Мой мытищинский корреспондент А. Боберов ответил мне буквально следующее:

«Пишу тебе ночью, в четыре утра, в больнице, причем пишу во тьме, наощупь…

Ошибка нашего восприятия в том, что для нас Пушкин – всё время Пушкин. Между тем он не сразу им стал и поэтому погиб. Сначала и он был комок кричащий и несмышленый. Потом стал носителем фамилии своих родителей, про которых кому-то было известно, кто они такие. Лишь с 12 лет Пушкин: Петербург, Лицей, Зеленая Лампа, старик Державин etc. Конечно, такого идиота нет, что думает, что родился маленький бронзовый отрок, Опекушин или Аникушин, размером с настольную зеленоватую лампу, а потом стал расти и дорос до площадных размеров, т. е. до наших с вами времен. Таких идиотов, конечно, нет, однако мы именно такие».

Однажды, не в студеную и не в зимнюю пору, я брел по Эспланаде, от причала к центру, на свидание с Гауди, то есть в Барселоне. Два плотных праздных потока текли навстречу друг другу, переговариваясь парами, не толкаясь и не особо друг друга разглядывая.

Основное занятие, по-видимому, и состояло в том, чтобы не спешить.

Поэтому так обратил на себя мое внимание этот человек. Он перегнал меня и пошел передо мной, страстно жестикулируя и произнося как бы монолог. Он мне показался таким взбунтовавшимся артистом-мимом, сошедшим со своего постамента, уставшим изображать статую. (Время от времени такие здесь стояли со своим скромным искусством.) Испанского я не понимал, и поэтому, в чем он убеждал встречный поток, было мне неясно. Разгадав мое недоумение, он крутанулся на пятке, обернулся лицом ко мне, то есть к своему потоку, не прерывая своего выступления. Я видел почти вплотную его нервное, неправильно бледное, истовое лицо, жила билась на его лбу, и словно именно она подкидывала прядь его спутанных кудрей. Я было подумал, что он читает из Шекспира, но в таком случае его никто не слушал, да и как подать ему на ходу… Не убедив ни в чем ни меня, ни следовавших за мной или устав пятиться, он еще раз обернулся, с той же неутомимой страстью убеждая поток встречный. Так повторилось, и я окончательно убедился, что передо мной безумец. Что же за речь толкал он перед собой?…

Я не понимал. И вдруг…

Все говорят, нет правды на земле,

Но правды нет – и выше!

Монолог Сальери настолько хорошо уложился в ритм его шагов и речи, что я вспомнил его почти весь, почти не сбившись.

Такое исполнение монолога Сальери показалось мне если и не гениальным, то истинным.

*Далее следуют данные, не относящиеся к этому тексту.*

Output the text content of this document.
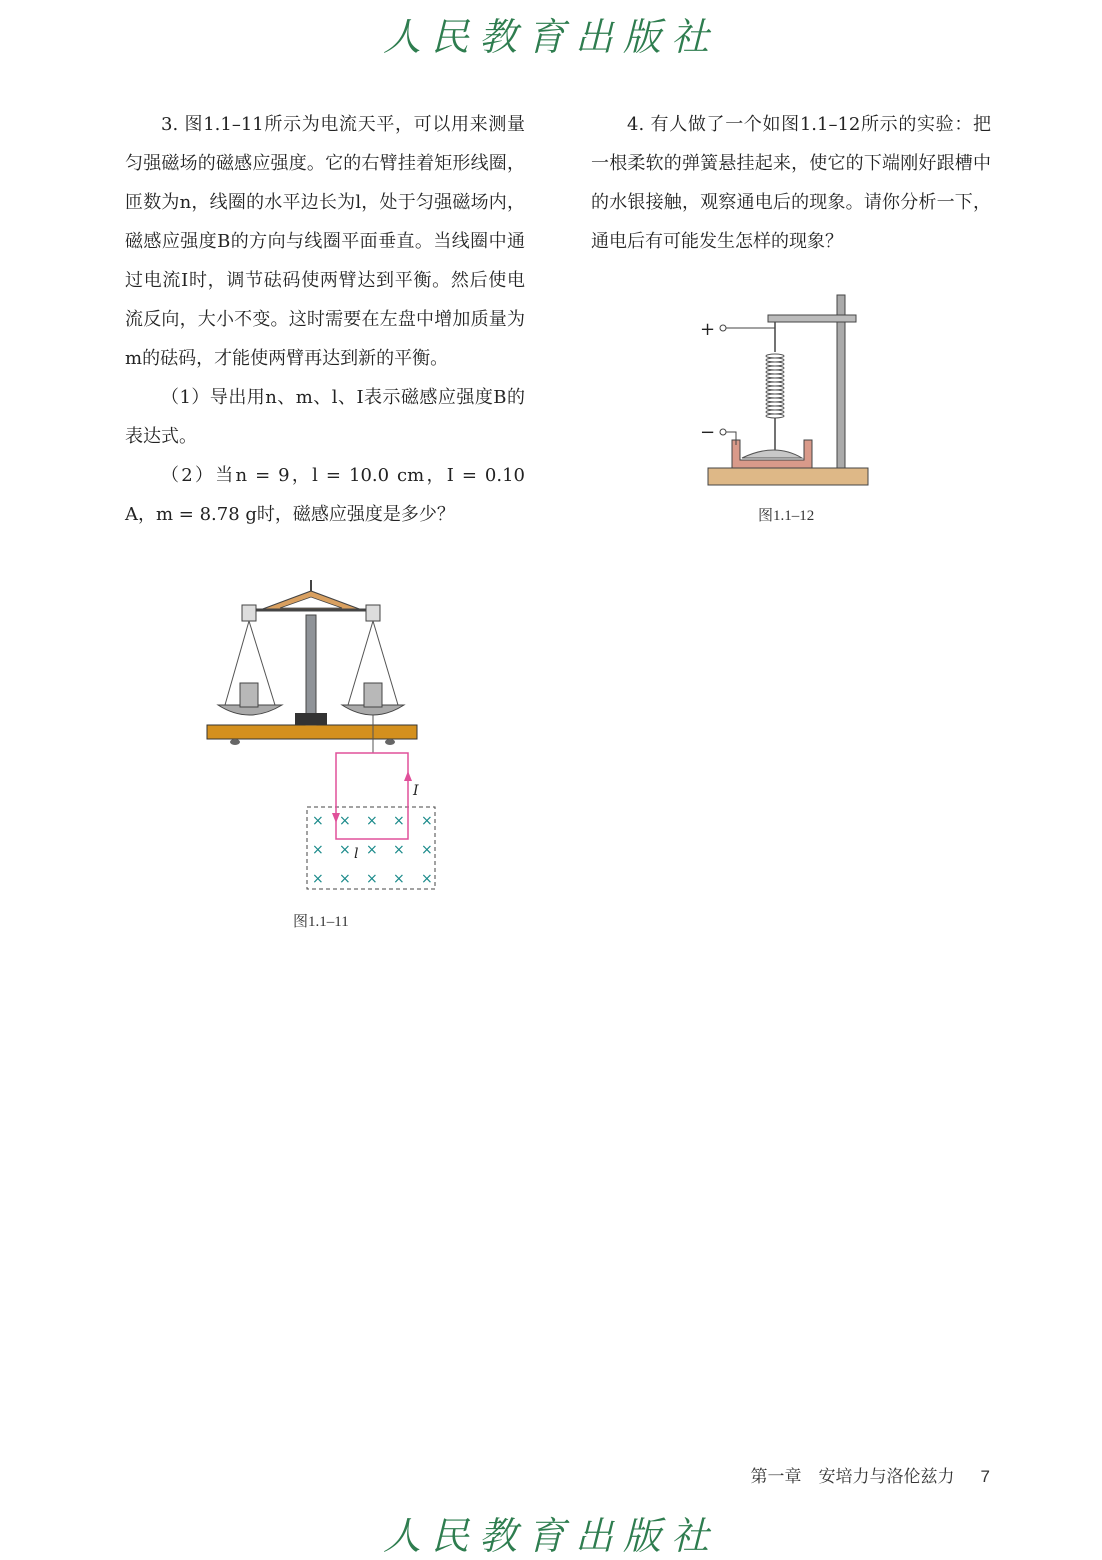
人民教育出版社

3. 图1.1–11所示为电流天平，可以用来测量匀强磁场的磁感应强度。它的右臂挂着矩形线圈，匝数为n，线圈的水平边长为l，处于匀强磁场内，磁感应强度B的方向与线圈平面垂直。当线圈中通过电流I时，调节砝码使两臂达到平衡。然后使电流反向，大小不变。这时需要在左盘中增加质量为m的砝码，才能使两臂再达到新的平衡。

（1）导出用n、m、l、I表示磁感应强度B的表达式。

（2）当n = 9，l = 10.0 cm，I = 0.10 A，m = 8.78 g时，磁感应强度是多少？

4. 有人做了一个如图1.1–12所示的实验：把一根柔软的弹簧悬挂起来，使它的下端刚好跟槽中的水银接触，观察通电后的现象。请你分析一下，通电后有可能发生怎样的现象？

× × × × ×
× × × × ×
× × × × ×
I
l
图1.1–11
+
−
图1.1–12
第一章　安培力与洛伦兹力 7
人民教育出版社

Именно что не злодей-завистник, а – ревнивец, – а безумец!

Нет! никогда я зависти не знал <…>

Кто скажет, чтоб Сальери гордый был

Когда-нибудь завистником презренным…?

И я, «как тот, кто заблуждался и встречным послан в сторону иную», долго носился со своим пониманием, отыскивая свежую жертву для восхищения новизной концепции. Меня выслушивали без большого энтузиазма. Моей пластики не хватало изобразить встреченного мною безумца-испанца.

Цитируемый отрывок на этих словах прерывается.